Hard. Impact spun you sideways. Pain shot up your legs. Black lights danced in your vision.

He dropped after you. Feet thudding. Not falling. Controlled. You heard it in the press of cloth and plating. Heard it like a depth charge in your chest.

You staggered. Then recovered. He kneeled next to you.

"You ok?" he asked, tone flat.

"Still—I… heavier."

He nodded. Like he'd known. Then stood.

"Come on."

You followed. One step at a time. Each footfall a promise that maybe, just maybe, you'd earn the next one.

The floor widened. And the trench let the light in. Faint, scarlet. Not signal. Not moon. Something older. Hidden.

The walls closed around you again. Muffled. High-pitched like old speakers humming. You realized your ears hurt.

He touched your arm. Steady. Brief. Enough.

The tunnel sloped upward. Slowly. Like a sigh. You sensed, not saw, the path winding ahead. You kept walking.

Then he slowed. You slowed. The air shivered. The walls bubbled scars.

There's a door. Wide. Grooved with tens of tall scratches. Not like symbols. Like countmarks. Each one carved deep. Fresh.

He stopped. Too calm.

"We close this," he said.

"Close what?" you asked. Fear clicked in.

He looked sideways. "The gap."

You realized then. This tunnel looped. You knew that pattern. The wall behind you was the same behind him now. The path behind that was closing in.
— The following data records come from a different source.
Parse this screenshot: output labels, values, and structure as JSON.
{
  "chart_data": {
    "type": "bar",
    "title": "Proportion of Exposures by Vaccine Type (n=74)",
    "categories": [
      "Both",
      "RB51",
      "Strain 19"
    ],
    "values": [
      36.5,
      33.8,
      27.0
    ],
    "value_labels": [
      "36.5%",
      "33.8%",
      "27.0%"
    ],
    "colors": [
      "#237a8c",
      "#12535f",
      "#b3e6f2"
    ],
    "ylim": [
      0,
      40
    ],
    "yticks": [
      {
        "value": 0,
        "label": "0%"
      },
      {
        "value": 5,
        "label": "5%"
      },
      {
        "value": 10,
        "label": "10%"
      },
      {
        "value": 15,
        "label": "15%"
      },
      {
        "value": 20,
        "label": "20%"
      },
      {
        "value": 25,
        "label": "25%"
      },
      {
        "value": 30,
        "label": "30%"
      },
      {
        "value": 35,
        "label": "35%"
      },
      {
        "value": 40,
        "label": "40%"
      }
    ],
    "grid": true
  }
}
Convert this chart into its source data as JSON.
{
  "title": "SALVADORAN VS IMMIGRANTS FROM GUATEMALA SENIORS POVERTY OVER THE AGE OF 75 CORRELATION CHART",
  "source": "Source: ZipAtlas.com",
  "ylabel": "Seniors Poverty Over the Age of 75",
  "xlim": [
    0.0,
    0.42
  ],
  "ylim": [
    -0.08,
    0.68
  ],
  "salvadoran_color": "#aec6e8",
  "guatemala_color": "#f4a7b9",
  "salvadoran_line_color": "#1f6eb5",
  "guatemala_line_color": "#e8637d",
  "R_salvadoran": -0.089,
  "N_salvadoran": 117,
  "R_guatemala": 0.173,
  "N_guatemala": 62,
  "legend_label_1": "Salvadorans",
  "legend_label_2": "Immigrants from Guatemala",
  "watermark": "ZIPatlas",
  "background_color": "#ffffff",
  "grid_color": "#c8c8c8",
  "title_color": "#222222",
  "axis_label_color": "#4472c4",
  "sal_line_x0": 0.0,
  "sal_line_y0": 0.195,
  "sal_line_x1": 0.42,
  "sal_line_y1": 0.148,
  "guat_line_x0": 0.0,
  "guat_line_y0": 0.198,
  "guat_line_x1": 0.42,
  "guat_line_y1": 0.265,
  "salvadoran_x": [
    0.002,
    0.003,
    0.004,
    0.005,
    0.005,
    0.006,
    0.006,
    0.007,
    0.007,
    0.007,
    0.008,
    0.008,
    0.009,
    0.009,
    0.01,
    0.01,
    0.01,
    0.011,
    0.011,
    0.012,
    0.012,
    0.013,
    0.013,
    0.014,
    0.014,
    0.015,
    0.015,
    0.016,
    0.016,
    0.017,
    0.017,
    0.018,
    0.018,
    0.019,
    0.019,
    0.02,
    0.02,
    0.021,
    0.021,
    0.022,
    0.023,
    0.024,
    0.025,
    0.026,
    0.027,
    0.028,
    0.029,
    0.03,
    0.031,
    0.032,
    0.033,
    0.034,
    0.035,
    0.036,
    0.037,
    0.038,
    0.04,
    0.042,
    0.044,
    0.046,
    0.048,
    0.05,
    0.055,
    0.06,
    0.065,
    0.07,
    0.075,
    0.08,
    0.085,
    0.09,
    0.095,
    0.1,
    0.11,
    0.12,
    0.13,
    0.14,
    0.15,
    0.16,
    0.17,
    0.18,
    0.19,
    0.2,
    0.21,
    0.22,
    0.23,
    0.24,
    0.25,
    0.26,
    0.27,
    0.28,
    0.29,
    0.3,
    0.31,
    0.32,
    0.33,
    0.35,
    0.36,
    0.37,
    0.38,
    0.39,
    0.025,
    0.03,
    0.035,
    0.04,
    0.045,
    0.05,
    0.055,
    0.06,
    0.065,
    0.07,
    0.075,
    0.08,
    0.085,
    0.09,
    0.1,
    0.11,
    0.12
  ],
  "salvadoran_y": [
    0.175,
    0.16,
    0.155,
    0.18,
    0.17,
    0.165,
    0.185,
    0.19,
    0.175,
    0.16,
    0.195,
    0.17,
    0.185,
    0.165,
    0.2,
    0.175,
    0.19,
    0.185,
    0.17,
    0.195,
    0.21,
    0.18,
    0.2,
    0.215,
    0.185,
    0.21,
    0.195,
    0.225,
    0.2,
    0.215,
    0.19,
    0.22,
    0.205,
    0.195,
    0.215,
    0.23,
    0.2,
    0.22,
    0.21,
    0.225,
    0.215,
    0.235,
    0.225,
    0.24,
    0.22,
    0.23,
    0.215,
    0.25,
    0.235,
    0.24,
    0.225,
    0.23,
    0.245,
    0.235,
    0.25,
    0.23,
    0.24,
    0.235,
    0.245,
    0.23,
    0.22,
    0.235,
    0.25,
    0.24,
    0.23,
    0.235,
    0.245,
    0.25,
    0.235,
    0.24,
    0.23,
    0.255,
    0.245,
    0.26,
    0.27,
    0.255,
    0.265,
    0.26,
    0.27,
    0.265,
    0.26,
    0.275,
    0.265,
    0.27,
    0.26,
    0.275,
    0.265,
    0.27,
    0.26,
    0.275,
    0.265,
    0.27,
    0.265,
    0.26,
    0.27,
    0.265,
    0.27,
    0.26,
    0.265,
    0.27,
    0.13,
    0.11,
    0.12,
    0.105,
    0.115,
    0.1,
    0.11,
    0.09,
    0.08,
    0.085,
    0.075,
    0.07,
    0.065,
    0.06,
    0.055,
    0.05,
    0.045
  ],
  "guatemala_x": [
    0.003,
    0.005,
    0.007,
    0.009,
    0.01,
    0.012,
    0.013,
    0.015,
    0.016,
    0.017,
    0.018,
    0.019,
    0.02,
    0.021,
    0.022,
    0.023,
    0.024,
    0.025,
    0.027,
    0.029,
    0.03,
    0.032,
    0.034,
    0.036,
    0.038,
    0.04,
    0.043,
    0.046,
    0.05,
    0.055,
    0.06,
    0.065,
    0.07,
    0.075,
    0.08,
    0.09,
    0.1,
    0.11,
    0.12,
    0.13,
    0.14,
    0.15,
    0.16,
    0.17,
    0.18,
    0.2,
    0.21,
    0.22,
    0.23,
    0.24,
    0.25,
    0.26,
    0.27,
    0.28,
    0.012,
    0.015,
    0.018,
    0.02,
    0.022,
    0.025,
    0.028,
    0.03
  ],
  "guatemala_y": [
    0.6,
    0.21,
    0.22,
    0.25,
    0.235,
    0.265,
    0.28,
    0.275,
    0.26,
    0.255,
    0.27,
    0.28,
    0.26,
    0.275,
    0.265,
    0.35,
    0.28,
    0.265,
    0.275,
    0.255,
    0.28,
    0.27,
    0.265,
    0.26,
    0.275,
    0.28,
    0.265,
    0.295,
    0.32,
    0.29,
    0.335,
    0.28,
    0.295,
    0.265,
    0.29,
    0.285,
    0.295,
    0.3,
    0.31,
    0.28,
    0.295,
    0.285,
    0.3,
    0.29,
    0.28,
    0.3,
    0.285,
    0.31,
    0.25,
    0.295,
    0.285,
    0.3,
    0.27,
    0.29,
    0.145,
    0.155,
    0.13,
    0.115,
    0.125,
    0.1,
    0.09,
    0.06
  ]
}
You looked down. The scratch marks were thinned at the end. Someone had stopped.

Someone had waited.

You swallowed again. "We can still go back."

He shook his head. "Doesn't let us."

The trench pressed. A pulse. The walls hummed louder. A dark line snaked along the floor. Not a crack. A trail. Like blood, like memory imprint.

He extended his hand. "We go together."

Your grip tightened. Then you stepped forward.

The wall peeled open. It sighed. Not a door. A wound. A corridor that hadn't been there before. Narrow. But solid.

He blinke. Then walked in.

You followed.

It curved sharply. You almost didn't turn with it—almost clipped the stone. You swore again.

He waited at the bend. Light flickered on his shoulder pulsar.

You reached him. He looked at you.

Something shifted in the light. A shape. Someone standing out of time.

Behind you.

You turned. Nothing. Only shadows.

When you looked back—he was gone.

The trench inhaled. And so did you.

The corridor waited for your next step.

There was no one else to carry you through.